Women Urge City To Keep Mammogram Program Open
CHICAGO (CBS) -- A group of female Chicago aldermen, health care workers, and breast cancer survivors on Thursday urged the Chicago Department of Public Health not to close the program that provides mammograms to thousands of women every year.
Ald. Pat Dowell (3rd), a breast cancer survivor, and colleagues Carrie Austin (34th) and Emma Mitts (37th) were among city officials who say terminating the Breast Health Program would result in the closure of four mammography screening sites. The locations provide screening to nearly 5,000 women without health insurance, many of whom are also low-income and minority women.
The group highlighted the breast cancer mortality rate for African American women at 62 percent higher than that of white women. Additionally, the group said only 40 percent of women without health insurance receive the recommended mammogram screenings.
The possibility of privatizing mammograms now offered at city sites like the Roseland Clinic doesn't sit well with patient Deborah Horne.
"It's one of the only ways I could get one and women like me," she tells CBS 2's Derrick Blakley.
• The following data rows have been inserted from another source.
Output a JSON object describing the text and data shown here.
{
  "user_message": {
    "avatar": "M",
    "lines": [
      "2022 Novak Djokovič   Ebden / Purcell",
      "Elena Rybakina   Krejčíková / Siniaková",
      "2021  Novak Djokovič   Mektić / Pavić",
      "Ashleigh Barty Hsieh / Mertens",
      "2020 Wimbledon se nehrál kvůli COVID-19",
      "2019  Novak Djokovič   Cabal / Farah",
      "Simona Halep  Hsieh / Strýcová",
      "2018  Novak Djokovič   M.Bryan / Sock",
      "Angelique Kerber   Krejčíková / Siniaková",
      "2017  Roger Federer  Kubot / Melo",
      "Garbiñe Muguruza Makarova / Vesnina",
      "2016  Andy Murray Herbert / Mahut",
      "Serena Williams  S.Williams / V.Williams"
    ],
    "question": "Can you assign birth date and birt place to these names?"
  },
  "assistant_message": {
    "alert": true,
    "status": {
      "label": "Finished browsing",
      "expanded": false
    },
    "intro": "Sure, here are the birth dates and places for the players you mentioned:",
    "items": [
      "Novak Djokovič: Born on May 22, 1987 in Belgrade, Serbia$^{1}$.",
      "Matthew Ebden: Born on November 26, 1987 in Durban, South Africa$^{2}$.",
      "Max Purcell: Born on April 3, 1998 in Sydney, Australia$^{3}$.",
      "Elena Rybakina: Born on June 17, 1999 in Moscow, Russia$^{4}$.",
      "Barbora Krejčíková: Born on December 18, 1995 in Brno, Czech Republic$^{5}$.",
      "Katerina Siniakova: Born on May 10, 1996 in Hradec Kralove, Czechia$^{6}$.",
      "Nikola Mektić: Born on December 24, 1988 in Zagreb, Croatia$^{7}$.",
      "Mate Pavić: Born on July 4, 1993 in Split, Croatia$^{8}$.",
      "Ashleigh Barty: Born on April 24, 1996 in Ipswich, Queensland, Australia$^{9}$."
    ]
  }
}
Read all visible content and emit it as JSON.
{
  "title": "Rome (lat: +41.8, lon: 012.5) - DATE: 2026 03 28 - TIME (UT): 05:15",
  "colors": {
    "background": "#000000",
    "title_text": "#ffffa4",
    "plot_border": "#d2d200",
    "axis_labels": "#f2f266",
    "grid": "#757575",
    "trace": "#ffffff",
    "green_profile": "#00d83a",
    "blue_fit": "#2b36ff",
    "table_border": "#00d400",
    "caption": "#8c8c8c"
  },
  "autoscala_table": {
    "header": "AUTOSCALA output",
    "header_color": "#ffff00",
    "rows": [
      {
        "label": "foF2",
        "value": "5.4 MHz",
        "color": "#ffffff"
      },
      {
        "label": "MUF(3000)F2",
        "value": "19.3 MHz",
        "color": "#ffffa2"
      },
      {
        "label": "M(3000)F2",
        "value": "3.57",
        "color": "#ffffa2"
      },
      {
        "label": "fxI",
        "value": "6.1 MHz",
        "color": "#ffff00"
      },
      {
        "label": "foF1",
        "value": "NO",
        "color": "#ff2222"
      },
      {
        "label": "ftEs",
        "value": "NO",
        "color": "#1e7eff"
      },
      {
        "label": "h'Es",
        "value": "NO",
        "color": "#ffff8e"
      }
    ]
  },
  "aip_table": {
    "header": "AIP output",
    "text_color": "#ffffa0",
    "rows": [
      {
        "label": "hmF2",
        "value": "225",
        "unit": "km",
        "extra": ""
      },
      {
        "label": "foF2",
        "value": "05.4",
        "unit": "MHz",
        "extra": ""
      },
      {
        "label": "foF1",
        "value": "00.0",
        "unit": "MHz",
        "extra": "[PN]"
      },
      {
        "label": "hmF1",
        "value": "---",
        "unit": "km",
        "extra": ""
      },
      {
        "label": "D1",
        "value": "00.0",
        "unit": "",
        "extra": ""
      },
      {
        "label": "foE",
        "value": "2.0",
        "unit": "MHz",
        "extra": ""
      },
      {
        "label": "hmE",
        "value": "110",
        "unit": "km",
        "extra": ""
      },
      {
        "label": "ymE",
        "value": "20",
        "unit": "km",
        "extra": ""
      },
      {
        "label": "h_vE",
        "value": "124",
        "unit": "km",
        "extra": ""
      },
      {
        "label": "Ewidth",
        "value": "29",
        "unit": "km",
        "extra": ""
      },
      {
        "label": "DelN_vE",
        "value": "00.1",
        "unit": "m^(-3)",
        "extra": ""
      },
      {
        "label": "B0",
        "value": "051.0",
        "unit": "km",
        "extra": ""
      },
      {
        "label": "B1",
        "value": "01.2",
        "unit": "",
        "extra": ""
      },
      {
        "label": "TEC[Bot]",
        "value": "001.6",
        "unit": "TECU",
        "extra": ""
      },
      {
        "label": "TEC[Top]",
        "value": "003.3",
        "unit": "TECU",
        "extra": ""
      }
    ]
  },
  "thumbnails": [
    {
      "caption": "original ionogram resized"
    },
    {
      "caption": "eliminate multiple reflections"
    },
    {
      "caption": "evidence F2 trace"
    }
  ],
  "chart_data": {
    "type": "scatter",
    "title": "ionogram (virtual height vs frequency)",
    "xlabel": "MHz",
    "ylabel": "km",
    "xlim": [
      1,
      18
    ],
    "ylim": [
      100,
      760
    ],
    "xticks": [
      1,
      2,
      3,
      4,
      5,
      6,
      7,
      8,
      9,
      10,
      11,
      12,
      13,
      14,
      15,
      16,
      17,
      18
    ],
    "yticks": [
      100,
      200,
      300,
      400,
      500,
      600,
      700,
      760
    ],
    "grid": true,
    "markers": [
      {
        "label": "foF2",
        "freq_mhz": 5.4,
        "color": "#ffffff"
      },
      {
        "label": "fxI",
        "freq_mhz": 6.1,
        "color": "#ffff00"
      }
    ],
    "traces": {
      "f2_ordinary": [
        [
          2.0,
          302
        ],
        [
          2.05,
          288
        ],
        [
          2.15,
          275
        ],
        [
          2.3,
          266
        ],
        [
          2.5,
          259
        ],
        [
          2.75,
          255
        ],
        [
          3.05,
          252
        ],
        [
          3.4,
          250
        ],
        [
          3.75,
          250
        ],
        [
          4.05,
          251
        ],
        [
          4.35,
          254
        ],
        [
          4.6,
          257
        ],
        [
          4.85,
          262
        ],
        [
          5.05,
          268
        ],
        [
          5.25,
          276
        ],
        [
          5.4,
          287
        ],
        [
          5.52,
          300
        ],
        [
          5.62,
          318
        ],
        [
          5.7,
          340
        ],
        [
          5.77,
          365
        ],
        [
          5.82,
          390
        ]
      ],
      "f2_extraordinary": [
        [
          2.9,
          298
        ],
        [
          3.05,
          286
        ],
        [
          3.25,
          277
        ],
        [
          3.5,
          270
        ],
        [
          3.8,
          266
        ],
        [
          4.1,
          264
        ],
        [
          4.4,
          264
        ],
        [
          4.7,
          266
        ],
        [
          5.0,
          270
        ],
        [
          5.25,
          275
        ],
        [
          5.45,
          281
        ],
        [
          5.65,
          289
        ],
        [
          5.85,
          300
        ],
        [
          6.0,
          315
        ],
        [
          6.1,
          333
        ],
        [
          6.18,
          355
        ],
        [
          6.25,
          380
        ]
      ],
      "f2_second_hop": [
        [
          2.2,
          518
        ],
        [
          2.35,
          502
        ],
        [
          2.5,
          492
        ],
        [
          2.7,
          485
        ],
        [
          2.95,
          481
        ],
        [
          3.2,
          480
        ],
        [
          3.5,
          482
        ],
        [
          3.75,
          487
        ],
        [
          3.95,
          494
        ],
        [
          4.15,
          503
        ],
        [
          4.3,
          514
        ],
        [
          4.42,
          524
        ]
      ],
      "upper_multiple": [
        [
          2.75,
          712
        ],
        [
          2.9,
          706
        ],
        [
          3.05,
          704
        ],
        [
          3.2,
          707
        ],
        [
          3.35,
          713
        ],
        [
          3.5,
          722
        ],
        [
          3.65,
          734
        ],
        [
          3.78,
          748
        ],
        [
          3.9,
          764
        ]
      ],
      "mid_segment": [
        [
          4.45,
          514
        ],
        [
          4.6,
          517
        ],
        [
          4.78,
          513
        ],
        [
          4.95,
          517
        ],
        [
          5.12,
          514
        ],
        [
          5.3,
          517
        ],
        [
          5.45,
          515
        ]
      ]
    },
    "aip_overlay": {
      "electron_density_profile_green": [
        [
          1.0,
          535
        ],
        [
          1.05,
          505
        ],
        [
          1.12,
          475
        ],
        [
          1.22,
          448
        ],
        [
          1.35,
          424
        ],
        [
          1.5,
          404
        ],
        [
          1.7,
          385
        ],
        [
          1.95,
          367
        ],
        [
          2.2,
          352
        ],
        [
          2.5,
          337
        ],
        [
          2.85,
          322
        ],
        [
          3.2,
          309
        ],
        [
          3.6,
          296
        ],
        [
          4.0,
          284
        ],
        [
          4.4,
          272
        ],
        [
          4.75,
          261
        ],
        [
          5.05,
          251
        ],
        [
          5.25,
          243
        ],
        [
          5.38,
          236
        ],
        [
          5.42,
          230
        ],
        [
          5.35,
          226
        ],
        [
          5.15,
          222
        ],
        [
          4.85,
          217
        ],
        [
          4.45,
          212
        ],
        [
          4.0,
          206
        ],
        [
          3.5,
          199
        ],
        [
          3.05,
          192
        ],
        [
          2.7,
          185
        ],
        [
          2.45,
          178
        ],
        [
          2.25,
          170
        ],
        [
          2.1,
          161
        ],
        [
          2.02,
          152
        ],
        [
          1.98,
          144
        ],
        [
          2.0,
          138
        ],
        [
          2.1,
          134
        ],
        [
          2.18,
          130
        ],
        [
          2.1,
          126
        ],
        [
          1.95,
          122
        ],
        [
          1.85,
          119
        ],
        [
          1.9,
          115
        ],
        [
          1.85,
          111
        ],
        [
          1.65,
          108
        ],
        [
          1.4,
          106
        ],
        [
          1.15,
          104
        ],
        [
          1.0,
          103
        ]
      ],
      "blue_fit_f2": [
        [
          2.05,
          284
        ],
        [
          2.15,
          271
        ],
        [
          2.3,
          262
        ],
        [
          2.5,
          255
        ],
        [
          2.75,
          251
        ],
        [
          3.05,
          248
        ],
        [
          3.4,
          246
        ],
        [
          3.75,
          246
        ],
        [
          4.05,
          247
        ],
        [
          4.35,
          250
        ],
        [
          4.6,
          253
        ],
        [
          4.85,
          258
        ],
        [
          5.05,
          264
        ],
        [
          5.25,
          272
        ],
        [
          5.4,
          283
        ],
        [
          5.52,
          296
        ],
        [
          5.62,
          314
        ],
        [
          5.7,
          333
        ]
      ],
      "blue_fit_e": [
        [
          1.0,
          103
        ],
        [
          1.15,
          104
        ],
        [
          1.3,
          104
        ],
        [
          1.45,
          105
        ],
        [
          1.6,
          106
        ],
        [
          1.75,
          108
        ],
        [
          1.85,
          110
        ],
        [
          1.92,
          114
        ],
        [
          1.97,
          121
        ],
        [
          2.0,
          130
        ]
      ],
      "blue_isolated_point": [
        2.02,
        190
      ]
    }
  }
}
Breast cancer survivor Sharon Coleman fears privatizing the clinics will only make that disparity worse.
CDPH leadership said it is shuttering the program, because of a state grant terminated by the Illinois Department of Public Health, due to management issues that went consistently unaddressed.
The Public Health Organization, which hosted Thursday's news conference, said it believes the city should continue funding the program while correcting the mismanagement issues raised by the IDPH.